We recently organized a workshop at BiZZdesign for enterprise architects in healthcare. A mixed group, from hospitals and other healthcare providers. In the workshop, various issues were discussed. We want to highlight some of these topics in this blog.
First, there is the maturity of the architectural practice in healthcare institutions. Prior to the workshop, the participants had completed a quick scan that provides a first insight into this maturity, in different areas taken from management approaches such as COBIT. The graph below gives a fairly representative example of an outcome. Without going into detail on the measurement and scales (the typical maturity levels of 1-5) , there are a couple of things we notice.
Many architecture groups in healthcare organizations are struggling with the communication with the rest of the organization. In healthcare, the patient cure and care processes are the center of focus, and the information is seen as relatively unimportant by most healthcare professionals and managers. This makes it difficult for architecture groups to gain recognition from both the organization at large and from management in particular. In organizations like banks, insurers or government agencies, where large parts of the primary process are ‘inside’ the information systems, the perception of architecture is different.
We also see that the responsibilities for architecture are often not assigned properly. That has to do with the previous point, but also with the organization structures in healthcare. The relatively autonomous role of physicians in hospitals makes centralized decision-making on information- and IT-related issues difficult to organize. Vested interests and specific local needs clash with the general goals of effective and efficient information systems across the organization.
Nevertheless, many healthcare organizations have engaged in the professional development of their internal architecture practice, increasingly using tools and establishing clear policies and procedures. The latter also has its risks: if the organization’s understanding of the value of architecture is still lacking, instituting procedures and standards may evoke the image of the ‘architectural police’. It is therefore important to grow the maturity of your architectural practice in different areas and aspects at the same time.

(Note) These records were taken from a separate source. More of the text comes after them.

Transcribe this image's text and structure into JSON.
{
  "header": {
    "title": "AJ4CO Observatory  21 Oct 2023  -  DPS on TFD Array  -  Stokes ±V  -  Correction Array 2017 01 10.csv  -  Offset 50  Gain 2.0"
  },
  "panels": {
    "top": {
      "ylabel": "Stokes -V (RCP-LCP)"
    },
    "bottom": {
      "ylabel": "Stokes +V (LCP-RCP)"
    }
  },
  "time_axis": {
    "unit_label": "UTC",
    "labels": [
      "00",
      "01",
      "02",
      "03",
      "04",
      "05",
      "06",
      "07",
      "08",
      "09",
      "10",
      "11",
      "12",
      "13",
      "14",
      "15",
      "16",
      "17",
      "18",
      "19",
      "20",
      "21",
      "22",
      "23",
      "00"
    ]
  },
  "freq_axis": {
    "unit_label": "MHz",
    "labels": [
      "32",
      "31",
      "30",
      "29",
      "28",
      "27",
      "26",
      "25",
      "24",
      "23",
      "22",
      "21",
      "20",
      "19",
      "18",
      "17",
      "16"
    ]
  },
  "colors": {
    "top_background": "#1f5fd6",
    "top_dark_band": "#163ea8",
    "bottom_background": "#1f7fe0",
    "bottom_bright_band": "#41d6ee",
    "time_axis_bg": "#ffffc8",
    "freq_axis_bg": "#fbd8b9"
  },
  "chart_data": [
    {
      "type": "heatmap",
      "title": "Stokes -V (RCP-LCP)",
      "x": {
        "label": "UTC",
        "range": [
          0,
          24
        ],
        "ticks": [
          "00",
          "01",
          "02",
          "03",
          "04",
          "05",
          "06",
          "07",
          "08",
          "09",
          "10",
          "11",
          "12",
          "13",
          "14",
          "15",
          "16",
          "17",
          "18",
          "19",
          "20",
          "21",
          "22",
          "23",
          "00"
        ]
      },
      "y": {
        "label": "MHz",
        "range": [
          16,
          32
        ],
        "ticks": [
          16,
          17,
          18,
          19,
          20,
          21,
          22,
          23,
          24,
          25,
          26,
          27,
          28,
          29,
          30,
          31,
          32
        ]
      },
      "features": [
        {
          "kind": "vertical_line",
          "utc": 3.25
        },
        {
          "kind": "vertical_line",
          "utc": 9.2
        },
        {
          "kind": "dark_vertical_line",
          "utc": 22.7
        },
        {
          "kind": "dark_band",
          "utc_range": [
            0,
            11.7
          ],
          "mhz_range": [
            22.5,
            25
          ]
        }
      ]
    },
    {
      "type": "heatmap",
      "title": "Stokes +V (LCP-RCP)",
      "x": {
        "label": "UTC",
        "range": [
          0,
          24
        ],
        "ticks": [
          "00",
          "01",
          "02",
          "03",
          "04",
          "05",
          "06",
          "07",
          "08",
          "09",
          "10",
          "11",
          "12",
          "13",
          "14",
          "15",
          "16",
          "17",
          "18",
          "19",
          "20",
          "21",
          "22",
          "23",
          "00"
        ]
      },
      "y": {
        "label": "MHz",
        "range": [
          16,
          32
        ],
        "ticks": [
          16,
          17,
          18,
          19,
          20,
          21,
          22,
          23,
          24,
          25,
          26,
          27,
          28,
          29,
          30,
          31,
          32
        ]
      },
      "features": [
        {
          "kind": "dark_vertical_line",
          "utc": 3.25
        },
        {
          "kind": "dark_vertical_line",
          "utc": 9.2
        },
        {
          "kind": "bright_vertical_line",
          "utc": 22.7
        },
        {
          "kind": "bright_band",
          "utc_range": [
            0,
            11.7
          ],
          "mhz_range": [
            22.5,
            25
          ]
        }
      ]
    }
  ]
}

A second theme of the workshop was the essential role of information in healthcare. Information flows have become the ‘circulatory system’ of the organization. Many organizations, however, lack a clear overview and do not pay adequate management attention to information. Fragmentation of data in silos, inconsistencies, unclear responsibilities, privacy sensitivity, complexity and a large number of external information flows are just some of the issues that make this a growing problem. In the workshop, we discussed various complementary solutions:
Data governance to organize responsibilities and quality assurance;
Master data management to bridge across silos and ensure consistent data quality;
Metadata management to capture ‘data about data’ such as origin, history, accuracy, accountability and access control;
Business intelligence and data warehousing to distill management reports and trends from large amounts of data.
In particular, the increased reporting pressure from the government, insurers and regulators makes good management information paramount. This is really an issue for the boardroom, given the serious risks involved. In the Netherlands, recent publicity about substantial fines for hospitals and physicians because of inaccurate invoicing, and the refusal by accountants to approve the financial statements of healthcare organizations clearly show the need for improvement in this area. The complexity of the healthcare system in the Netherlands and many other countries makes this a challenging task.
A useful way to start with EA in a healthcare organization is to use a reference model. In the Netherlands, three reference models (for cure, long-term care and mental healthcare) have been developed by the community and are increasingly adopted in practice.
Finally, we learned that architects with some background in and affinity with healthcare find it easier to bridge the gap between the EA discipline and the primary operation of healthcare. It helps in the communication with the nursing staff and doctors if they have the feeling that the architect understands what healthcare is about.